It’s difficult to know the right path to take when you’re pursuing a ludicrous career in fiction. For a long time, you make no money at all, and pass the time pouring your days into work that gets sent to people whose replies, cunningly impersonal though they may be, essentially boil down to “No one wants to read this.”

But writing is personally rewarding, and besides, that voice inside keeps telling you these people are fucktards and you are talented and one day they will realize this and go “Oh, why couldn’t I see this at the time” while weeping big salty tears into their tea, which you’ll never get to see unless you keep it up. That would be the greatest tragedy of all.

What do you do after failing for a while, then? Try something new. A new novel. Or set aside the long form for a while and crank out some short stories, then when those all rack up rejections until you’ve lost all faith, sit down and consume 3-9 months producing another novel no one wants to read, and once you confirm that it’s time to go out and plow through another half dozen stories. Because trying the same thing you failed at last time would just be crazy: just think about all the exciting new ways you can find to fail.

Rather than admitting you’re just mucking around blindly, it’s nice to pretend to have some sort of goal.

When I got through revisions of my last book around September ’07, I sat back and thought “Well, this pretty much kicks ass. Time to write some short stories and finally get them published so agents will take me more seriously when I start sending this around.”

That was my goal: get 3-4 short stories published somewhere, anywhere really, just something I could write on a cover letter besides my college lit mag. I’d done plenty of literary fiction in college workshops and a few more in the years after, but these were the first SFF shorts I’d written. I had my first acceptance appear in the April ’08 issue of Reflection’s Edge, thought “Well, that’s fucking awesome, and so am I,” then didn’t sell anything else until I sent another to RE for their October issue. Months pass; nothing. (By nothing I mean I sent lots around and grew increasingly confused as to how everyone else could possibly be that stupid and/or I could possibly be that bad.)

Sale to M-Brane SF mid-February. Sweet. Keep writing at my fairly slow pace. Sale in late April to OG’s Speculative Fiction–well booyah. Over the next two weeks, I land pieces on Tower of Light and The Future Fire. That’s six stories in five markets; none of them are monsters, but together they’ll look pretty good, I think.

Oh rad. I hit my goal. I even made a little money.

Oh fuck. Now I need a new goal. Now I need to get published in a pro magazine.

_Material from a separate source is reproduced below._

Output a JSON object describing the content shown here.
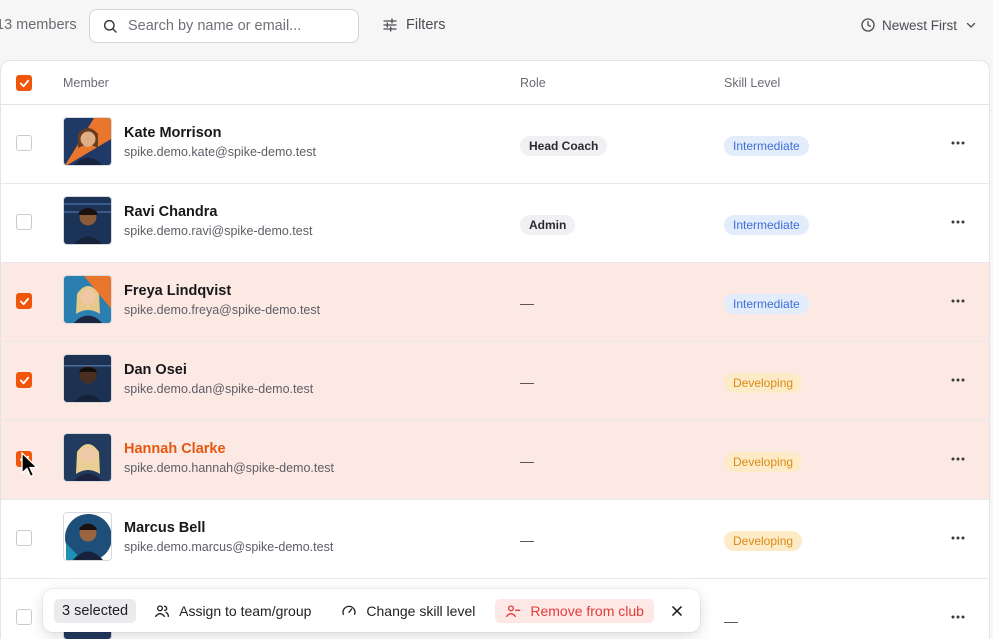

That’s where I’m shooting now. I’m looking around at a lot of the names in the places I’ve got pieces upcoming and I see a trend: a lot of people hit a streak like me where they may have been working for years, but once they hit that first sale, within a year they’ll have three or six or ten. A few of them, like me, are just hitting that streak. Others did it a few years back and might have a couple dozen stories out there. Of these, some have a listing or two in a pro mag.

Presumably, of this sub-subset, a fewer still go on to sell novels for fat stacks, make Big Names for themselves, get laid nonstop by sci-fi groupies, etc. I’ll do that. For now, the next step, I think, is to crack those pro markets. Wish me luck.